Thursday 25 December 2014

The ‘Dirty Dozen’ – with two totally unexpected omissions

Over the time I have read them – and it is my belief that even vehemently anti-Catholic people should read the “BACVR” Right simply to understand and know them – I have become aware that American conservatives have come to believe that “activist” judges in the Supreme Court have used their power to expand government beyond what the American Constitution intended.

Powerful feelings about the sinfulness of artificial birth control and homosexuality (regarding which there does not exist a single landmark Court case pre-Obama) tends to make 1973’s Roe v. Wade and 1992’s Planned Parenthood v. Casey regarded by “casual” conservatives as the worst court cases, and those two are certainly the most discussed in “politically incorrect” books on the Supreme Court. The view of these court cases – even with judges like Antonin Scalia – is not based upon Catholic moral viewpoints forbidding abortion, but on the belief that the issue belongs exclusively to the states. In fact, the Supreme Court has never so far as I know been petitioned by the Catholic (or other traditional churches) to rule laws permitting abortion illegal, although such a paper could certainly exist inside sealed Court archives.

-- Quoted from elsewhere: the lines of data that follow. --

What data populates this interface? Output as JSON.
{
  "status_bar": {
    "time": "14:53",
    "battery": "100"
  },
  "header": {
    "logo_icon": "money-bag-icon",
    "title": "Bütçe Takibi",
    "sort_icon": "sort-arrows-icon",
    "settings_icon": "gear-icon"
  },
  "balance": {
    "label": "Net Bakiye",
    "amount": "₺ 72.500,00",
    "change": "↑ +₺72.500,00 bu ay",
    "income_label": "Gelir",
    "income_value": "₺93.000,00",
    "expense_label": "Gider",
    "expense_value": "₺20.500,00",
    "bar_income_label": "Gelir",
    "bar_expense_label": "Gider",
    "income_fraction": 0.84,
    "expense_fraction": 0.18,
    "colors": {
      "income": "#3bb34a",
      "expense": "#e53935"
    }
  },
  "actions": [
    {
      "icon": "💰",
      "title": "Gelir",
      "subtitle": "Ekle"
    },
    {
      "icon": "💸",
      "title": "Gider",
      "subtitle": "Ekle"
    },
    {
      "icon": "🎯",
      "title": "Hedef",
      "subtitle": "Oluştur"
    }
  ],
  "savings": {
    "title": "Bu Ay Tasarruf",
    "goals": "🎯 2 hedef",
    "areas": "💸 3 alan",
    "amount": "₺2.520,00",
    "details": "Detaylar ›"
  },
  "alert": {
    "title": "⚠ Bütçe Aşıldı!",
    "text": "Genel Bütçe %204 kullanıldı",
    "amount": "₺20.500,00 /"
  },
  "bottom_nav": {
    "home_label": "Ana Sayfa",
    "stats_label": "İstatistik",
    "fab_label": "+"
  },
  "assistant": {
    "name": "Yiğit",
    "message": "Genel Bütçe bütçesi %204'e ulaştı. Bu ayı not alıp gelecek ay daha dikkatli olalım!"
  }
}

Robert A. Levy’s and William Mellor’s ‘Dirty Dozen’ cases comprise instead (in chronological order):
  • Home Building and Loan Association v. Blaisdell (1934)
  • Helvering v. Davis (1937)
  • United States v. Carolene Products (1938)
  • United States v. Miller (1939)
  • Wickard v. Filburn (1942)
  • Korematsu v. United States (1944)
  • Penn Central Transportation Co. v. New York (1978)
  • Bennis v. Michigan (1996)
  • Grutter v. Bollinger (2003)
  • McConnell v. Federal Election Commission (2003)
  • Kelo v. City of New London (2005)
  • District of Columbia v. Heller (2008)
What this list seems to confirm is that the “Millennial” generation, like the early “Interbellum” generation, is one that places great emphasis upon economic security at all costs, and that this tendency extends much further up the social ladder than just the working class.

Before the 1930s, the US – like Australia – had a distinctly religious and conservative proletariat of Irish Catholics forced out by the potato famine, but in that decade support for socialism (the dominant ideology of all working classes in Latin America and Eurasia) grew substantially as I note here, probably as a result of improvements to farming technology reducing the number of farmers in the Enriched World in favour of the more efficient Tropical and Unenriched lands. There is a possible element of “critical mass” in these legislations from both the 1930s and the 1990s/2000s (a residue from working classes radicalised by musicians like AC/DC, Metallica, Pantera and N.W.A. and perhaps the “New Atheism”).